In order to transmit a 10x10 monochromatic image with 2 values ("on" or "off") it would require a matrix that has 10x10 = 100 entries. Consider the following image.

This image can be represented by the following matrix.
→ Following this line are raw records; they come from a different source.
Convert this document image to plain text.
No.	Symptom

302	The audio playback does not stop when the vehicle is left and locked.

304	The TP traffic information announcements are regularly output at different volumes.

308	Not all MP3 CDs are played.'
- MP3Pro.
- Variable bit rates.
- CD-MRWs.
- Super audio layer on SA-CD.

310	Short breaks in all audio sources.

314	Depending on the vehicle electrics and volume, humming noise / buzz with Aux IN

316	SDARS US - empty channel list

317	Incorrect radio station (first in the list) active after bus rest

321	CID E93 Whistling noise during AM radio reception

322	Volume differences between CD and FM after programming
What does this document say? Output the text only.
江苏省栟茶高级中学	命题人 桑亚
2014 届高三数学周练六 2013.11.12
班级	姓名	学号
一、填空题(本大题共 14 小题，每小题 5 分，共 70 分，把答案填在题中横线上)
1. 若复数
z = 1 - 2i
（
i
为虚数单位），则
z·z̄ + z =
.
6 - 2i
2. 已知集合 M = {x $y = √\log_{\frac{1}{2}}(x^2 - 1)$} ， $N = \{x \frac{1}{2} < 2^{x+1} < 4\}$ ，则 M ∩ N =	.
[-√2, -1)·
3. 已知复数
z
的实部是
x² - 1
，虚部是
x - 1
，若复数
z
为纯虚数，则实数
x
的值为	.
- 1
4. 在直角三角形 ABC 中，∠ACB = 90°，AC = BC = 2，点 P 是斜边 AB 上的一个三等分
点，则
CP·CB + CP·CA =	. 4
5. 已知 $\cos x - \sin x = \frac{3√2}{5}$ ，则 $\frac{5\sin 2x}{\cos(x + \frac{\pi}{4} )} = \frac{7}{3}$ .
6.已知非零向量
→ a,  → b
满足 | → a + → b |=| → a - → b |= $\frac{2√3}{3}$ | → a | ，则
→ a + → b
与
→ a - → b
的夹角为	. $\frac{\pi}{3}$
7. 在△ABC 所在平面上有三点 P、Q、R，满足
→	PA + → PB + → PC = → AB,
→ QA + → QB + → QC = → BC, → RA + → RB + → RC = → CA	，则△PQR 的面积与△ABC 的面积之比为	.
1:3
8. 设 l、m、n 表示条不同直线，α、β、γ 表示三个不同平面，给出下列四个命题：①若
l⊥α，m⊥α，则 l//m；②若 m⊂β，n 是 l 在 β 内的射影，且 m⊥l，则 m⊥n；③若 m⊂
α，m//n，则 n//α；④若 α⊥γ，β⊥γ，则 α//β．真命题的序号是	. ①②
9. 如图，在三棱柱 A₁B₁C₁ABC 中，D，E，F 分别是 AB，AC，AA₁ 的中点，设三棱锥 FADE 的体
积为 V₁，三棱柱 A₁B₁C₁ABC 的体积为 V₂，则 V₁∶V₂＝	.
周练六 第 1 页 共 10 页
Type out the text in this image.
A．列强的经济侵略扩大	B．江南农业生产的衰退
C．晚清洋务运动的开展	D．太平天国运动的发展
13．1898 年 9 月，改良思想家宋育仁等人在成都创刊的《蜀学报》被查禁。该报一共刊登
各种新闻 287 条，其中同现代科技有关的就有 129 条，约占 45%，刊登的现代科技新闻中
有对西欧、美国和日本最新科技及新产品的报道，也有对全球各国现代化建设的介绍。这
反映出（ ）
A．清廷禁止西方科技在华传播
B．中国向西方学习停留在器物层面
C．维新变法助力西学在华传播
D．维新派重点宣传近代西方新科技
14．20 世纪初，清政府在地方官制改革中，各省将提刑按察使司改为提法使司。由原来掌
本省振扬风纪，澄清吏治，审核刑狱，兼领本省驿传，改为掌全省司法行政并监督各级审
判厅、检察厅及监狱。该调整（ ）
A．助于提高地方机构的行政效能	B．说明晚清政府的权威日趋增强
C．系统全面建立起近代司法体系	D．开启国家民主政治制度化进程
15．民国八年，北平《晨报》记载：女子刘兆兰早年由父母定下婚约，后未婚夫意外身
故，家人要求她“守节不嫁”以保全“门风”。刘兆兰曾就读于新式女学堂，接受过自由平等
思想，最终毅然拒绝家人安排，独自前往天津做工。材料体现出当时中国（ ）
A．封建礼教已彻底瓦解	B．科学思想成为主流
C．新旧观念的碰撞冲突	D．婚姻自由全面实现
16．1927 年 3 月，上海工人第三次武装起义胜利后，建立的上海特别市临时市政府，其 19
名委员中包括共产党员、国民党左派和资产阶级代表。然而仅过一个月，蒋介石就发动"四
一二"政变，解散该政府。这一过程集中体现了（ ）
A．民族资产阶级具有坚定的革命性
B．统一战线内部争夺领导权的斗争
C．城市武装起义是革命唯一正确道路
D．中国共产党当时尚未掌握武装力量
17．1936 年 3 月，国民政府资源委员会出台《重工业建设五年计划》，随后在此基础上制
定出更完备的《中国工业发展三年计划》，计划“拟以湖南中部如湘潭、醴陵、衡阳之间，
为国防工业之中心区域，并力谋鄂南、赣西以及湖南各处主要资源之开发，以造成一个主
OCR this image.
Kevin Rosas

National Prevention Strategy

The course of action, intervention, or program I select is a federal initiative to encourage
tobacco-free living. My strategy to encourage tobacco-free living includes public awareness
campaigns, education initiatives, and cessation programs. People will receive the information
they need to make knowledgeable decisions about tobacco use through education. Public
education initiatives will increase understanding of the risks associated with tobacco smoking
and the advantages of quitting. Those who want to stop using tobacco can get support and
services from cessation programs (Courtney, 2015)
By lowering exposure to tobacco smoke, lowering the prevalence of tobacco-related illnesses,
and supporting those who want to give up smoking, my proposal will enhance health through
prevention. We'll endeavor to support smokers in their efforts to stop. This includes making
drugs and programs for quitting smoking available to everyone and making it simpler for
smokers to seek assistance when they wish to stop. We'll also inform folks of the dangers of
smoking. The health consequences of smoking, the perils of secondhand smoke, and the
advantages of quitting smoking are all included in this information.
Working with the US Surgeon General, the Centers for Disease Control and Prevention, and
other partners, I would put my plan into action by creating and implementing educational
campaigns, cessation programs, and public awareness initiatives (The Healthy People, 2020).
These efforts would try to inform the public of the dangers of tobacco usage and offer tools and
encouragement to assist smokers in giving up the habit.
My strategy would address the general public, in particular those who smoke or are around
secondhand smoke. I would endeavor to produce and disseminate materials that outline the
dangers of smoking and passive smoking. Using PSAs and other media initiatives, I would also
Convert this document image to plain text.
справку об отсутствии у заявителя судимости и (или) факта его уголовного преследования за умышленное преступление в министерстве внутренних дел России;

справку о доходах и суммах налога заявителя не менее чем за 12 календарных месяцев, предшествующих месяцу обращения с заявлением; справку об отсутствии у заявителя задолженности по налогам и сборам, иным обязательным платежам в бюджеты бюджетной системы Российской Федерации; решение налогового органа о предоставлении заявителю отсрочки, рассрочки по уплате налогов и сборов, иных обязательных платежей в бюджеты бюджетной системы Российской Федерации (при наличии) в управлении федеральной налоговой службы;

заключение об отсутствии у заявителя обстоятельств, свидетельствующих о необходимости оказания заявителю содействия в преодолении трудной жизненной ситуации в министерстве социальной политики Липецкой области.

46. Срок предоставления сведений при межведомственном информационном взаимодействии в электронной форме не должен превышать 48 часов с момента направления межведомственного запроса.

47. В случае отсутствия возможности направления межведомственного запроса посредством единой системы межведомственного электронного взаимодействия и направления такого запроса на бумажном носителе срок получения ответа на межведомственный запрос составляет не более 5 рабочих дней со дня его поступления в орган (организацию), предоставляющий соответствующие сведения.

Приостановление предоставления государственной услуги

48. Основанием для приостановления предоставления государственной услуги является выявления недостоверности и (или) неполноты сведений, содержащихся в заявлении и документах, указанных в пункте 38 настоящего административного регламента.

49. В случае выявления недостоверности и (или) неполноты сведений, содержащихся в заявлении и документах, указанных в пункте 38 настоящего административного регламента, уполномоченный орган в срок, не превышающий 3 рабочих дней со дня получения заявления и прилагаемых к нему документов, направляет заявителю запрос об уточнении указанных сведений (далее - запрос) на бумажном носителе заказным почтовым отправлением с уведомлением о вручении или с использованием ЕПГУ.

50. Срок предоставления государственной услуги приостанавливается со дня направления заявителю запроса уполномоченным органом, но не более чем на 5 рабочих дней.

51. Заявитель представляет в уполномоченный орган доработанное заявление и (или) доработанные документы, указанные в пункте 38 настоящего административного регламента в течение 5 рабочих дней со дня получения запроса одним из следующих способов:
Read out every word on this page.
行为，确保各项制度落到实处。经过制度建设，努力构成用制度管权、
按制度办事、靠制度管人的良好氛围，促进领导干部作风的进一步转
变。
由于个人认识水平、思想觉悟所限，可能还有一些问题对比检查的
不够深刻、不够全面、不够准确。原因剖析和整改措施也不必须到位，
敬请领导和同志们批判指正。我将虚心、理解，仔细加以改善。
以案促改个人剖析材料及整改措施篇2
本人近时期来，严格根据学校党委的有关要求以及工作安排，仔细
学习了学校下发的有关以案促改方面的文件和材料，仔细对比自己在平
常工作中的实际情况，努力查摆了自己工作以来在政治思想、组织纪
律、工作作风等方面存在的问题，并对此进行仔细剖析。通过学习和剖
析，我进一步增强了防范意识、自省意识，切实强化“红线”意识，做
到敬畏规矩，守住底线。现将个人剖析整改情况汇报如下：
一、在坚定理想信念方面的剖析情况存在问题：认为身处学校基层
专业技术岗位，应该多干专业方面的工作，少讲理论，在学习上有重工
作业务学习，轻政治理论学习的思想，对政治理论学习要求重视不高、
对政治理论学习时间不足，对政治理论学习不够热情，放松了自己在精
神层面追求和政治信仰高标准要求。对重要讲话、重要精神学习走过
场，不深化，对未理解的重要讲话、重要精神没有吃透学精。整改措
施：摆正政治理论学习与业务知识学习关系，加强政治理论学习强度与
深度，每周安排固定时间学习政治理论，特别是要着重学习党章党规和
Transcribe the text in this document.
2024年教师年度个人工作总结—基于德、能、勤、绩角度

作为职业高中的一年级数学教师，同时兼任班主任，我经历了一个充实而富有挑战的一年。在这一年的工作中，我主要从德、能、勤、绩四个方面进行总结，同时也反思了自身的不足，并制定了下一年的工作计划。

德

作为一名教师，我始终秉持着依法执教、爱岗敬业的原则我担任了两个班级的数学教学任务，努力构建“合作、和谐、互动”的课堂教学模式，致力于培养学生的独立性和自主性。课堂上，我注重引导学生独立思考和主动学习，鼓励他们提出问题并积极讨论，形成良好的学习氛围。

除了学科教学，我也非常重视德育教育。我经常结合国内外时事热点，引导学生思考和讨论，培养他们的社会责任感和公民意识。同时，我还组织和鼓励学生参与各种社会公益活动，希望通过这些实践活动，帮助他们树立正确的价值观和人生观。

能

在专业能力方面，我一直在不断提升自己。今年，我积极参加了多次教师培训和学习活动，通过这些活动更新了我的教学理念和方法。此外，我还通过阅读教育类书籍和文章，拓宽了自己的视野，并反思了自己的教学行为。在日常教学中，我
$M = \begin{bmatrix} 1 & 1 & 1 & 1 & 1 & 1 & 1 & 1 & 1 & 1\\ 1 & 1 & 1 & 1 & 1 & 1 & 1 & 1 & 1 & 1\\ 1 & 1 & 0 & 0 & 0 & 0 & 0 & 0 & 1 & 1\\ 1 & 1 & 0 & 0 & 0 & 0 & 0 & 0 & 1 & 1\\ 1 & 1 & 0 & 0 & 1 & 1 & 0 & 0 & 1 & 1\\ 1 & 1 & 0 & 0 & 1 & 1 & 0 & 0 & 1 & 1\\ 1 & 1 & 0 & 0 & 0 & 0 & 0 & 0 & 1 & 1\\ 1 & 1 & 0 & 0 & 0 & 0 & 0 & 0 & 1 & 1\\ 1 & 1 & 1 & 1 & 1 & 1 & 1 & 1 & 1 & 1\\ 1 & 1 & 1 & 1 & 1 & 1 & 1 & 1 & 1 & 1\end{bmatrix}$

The singular value decomposition of which is

$M = U\Sigma V^*,$

Where

$\Sigma = \begin{bmatrix} 7.557 & 0 & 0 & 0 & 0 & 0 & 0 & 0 & 0 & 0\\ 0 & 2.979 & 0 & 0 & 0 & 0 & 0 & 0 & 0 & 0\\ 0 & 0 & 1.422 & 0 & 0 & 0 & 0 & 0 & 0 & 0\\ 0 & 0 & 0 & 0 & 0 & 0 & 0 & 0 & 0 & 0\\ 0 & 0 & 0 & 0 & 0 & 0 & 0 & 0 & 0 & 0\\ 0 & 0 & 0 & 0 & 0 & 0 & 0 & 0 & 0 & 0\\ 0 & 0 & 0 & 0 & 0 & 0 & 0 & 0 & 0 & 0\\ 0 & 0 & 0 & 0 & 0 & 0 & 0 & 0 & 0 & 0\\ 0 & 0 & 0 & 0 & 0 & 0 & 0 & 0 & 0 & 0\\ 0 & 0 & 0 & 0 & 0 & 0 & 0 & 0 & 0 & 0\end{bmatrix}$

Using the matrix

$\Sigma_{sm} = \begin{bmatrix} 7.557 & 0 & 0\\ 0 & 2.979 & 0\\ 0 & 0 & 1.422\end{bmatrix}$

And corresponding "truncated" versions of U and V* (Use only the first three columns of U and the first three columns of V*), we can find that

$M_{sm}= \begin{bmatrix} 0.999 & 0.999 & 0.999 & 0.999 & 1.000 & 1.000 & 0.999 & 0.999 & 0.999 & 0.999\\ 0.999 & 0.999 & 0.999 & 0.999 & 1.000 & 1.000 & 0.999 & 0.999 & 0.999 & 0.999\\ 1.000 & 1.000 &-0.001 &-0.001 &-0.001 &-0.001 &-0.001 &-0.001 & 1.000 & 1.000\\ 1.000 & 1.000 &-0.001 &-0.001 &-0.001 &-0.001 &-0.001 &-0.001 & 1.000 & 1.000\\ 1.000 & 1.000 &-0.001 &-0.001 & 1.001 & 1.001 &-0.001 &-0.001 & 1.000 & 1.000\\ 1.000 & 1.000 &-0.001 &-0.001 & 1.001 & 1.001 &-0.001 &-0.001 & 1.000 & 1.000\\ 1.000 & 1.000 &-0.001 &-0.001 &-0.001 &-0.001 &-0.001 &-0.001 & 1.000 & 1.000\\ 1.000 & 1.000 &-0.001 &-0.001 &-0.001 &-0.001 &-0.001 &-0.001 & 1.000 & 1.000\\ 0.999 & 0.999 & 0.999 & 0.999 & 1.000 & 1.000 & 0.999 & 0.999 & 0.999 & 0.999\\ 0.999 & 0.999 & 0.999 & 0.999 & 1.000 & 1.000 & 0.999 & 0.999 & 0.999 & 0.999\end{bmatrix}$

A cursory examination of the previous matrix will show that M_{sm} is approximately equal to M. Note that the truncated version of U and V* use 3*10 numbers each. The total number of values needed for this type of storage is 2*30+3 = 63. Which means data usage is reduced by nearly half.